Govt's solar power plant yet to see light
More than four and a half years have passed but the government is yet to kick-start the Tk 192 crore installation of a 5-megawatt solar power plant at Kaptai in Rangamati.
The one-year project, which was approved in 2012 and scheduled to be complete by December 2013, has already been extended twice -- first up to December 2014 and then to December 2016.
The authority has sought another two years' time extension to finish the project.
“We are in the process of awarding the contract, but it will take at least three more months,” Faruk Ahmed, project director and an executive engineer of Bangladesh Power Development Board or BPDB, told The Daily Star yesterday.
He also explained why the implementation of the project is getting delayed.
In July last year, when the contract was ready to be awarded, the winning lowest bidder declined to sign the documents, Ahmed said. Finding no other alternative, the authority now has to start all over again and float a new tender.
The present government has set up the goal of providing electricity to all by 2020 at an affordable price.
And to do so, the government has emphasised the development of renewable energy as part of eco-friendly and fuel diversification programme.
The Renewable Energy Policy adopted in 2009 has envisioned that 5 percent of total energy production will have to come from renewable sources by 2015 and 10 percent by 2020.
The share of renewable energy is about 1 percent of total electricity available in Bangladesh, according to the Power Development Board.
But the government's target is likely to remain unachievable as different projects like the five-megawatt one at Kaptai has failed to progress as per the project plan.
The Implementation, Monitoring and Evaluation Department of the planning ministry conducted an inspection into the Kaptai plant on October 7-9.
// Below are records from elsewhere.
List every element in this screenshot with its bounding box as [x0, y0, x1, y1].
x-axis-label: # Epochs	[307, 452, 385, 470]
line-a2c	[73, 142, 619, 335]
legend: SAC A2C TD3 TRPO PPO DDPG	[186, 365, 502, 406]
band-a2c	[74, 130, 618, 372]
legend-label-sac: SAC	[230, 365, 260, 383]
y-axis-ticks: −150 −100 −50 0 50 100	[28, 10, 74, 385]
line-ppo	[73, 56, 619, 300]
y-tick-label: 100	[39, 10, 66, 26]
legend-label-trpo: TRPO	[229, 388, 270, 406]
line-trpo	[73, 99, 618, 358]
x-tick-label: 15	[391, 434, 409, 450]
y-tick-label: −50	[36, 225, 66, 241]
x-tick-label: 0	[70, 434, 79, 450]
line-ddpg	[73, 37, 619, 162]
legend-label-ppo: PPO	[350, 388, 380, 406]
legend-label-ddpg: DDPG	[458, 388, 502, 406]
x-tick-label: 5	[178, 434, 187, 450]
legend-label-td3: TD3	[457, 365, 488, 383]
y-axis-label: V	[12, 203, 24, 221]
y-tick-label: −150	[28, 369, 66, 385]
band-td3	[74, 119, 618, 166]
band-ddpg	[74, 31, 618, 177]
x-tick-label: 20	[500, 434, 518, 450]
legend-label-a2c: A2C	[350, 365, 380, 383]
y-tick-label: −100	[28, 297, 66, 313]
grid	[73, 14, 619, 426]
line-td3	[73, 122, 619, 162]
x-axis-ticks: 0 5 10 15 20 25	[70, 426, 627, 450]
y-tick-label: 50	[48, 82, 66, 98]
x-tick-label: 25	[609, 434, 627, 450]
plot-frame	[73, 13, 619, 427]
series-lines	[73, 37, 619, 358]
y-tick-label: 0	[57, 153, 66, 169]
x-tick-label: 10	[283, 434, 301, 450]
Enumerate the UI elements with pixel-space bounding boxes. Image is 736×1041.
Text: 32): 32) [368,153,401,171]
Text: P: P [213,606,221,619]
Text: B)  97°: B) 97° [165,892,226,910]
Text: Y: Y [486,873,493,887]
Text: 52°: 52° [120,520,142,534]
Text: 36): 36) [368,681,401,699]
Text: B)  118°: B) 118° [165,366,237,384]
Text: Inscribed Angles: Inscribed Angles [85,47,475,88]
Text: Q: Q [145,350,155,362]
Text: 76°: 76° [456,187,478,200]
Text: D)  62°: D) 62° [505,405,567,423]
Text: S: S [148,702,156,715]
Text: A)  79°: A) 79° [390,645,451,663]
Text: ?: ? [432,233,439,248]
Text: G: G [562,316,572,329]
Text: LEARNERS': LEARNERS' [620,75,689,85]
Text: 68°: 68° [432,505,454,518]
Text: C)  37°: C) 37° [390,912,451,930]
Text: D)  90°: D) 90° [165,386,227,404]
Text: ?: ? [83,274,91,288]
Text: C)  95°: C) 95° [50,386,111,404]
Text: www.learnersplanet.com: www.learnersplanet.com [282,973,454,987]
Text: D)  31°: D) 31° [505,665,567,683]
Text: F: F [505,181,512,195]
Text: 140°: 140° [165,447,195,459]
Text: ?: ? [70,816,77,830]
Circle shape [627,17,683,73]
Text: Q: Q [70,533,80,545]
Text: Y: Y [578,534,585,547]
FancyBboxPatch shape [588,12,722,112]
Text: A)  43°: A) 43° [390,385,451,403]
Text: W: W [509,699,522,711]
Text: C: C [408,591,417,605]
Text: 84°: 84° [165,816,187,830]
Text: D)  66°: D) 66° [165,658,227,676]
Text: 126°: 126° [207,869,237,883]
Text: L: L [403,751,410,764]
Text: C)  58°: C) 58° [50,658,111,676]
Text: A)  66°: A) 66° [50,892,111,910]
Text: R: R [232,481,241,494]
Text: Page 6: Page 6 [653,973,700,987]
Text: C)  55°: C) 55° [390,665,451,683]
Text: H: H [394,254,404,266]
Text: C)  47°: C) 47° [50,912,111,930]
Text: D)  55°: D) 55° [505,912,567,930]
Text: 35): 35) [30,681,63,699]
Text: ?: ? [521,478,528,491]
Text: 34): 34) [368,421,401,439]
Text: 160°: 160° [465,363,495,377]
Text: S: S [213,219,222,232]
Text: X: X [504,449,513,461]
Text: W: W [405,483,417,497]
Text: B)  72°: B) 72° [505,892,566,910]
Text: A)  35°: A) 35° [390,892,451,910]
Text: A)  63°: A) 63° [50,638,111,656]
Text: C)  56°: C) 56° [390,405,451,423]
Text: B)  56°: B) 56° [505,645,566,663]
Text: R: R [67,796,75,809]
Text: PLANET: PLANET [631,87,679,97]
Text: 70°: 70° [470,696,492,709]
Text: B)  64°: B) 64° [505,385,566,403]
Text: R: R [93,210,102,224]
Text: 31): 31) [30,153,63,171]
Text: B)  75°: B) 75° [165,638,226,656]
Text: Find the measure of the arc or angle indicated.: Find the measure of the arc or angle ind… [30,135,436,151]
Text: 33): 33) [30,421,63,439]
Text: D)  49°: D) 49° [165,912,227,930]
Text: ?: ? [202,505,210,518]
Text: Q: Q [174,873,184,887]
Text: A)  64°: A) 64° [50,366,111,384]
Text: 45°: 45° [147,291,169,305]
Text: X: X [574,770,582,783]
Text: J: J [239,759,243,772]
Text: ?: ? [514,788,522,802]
The project was scheduled to finish by December 2013, but the implementation of the project has been pushed back twice: first by one year and again three years up to December this year. But the project had no physical and technical progress.
The good thing is that the cost of the project will not increase with the pace of the time thanks to the lowering of international market prices of solar equipment.
The cost of the project was estimated at Tk 192.6 crore, of which Tk 27.53 crore will be funded by the government, Tk 157.32 crore by the Asian Development Bank and Tk 7.75 crore by the Power Development Board.
Though more time is needed to implement the project, the cost will not increase like other development projects, said a senior BPDB official.
“We estimate the cost of the project will go down by at least 30 percent in the revision,” he said wishing not to be named.
When the project was taken in 2012, the cost of solar panels and other equipment were costlier by 30 to 40 percent than the current rate, according to the official.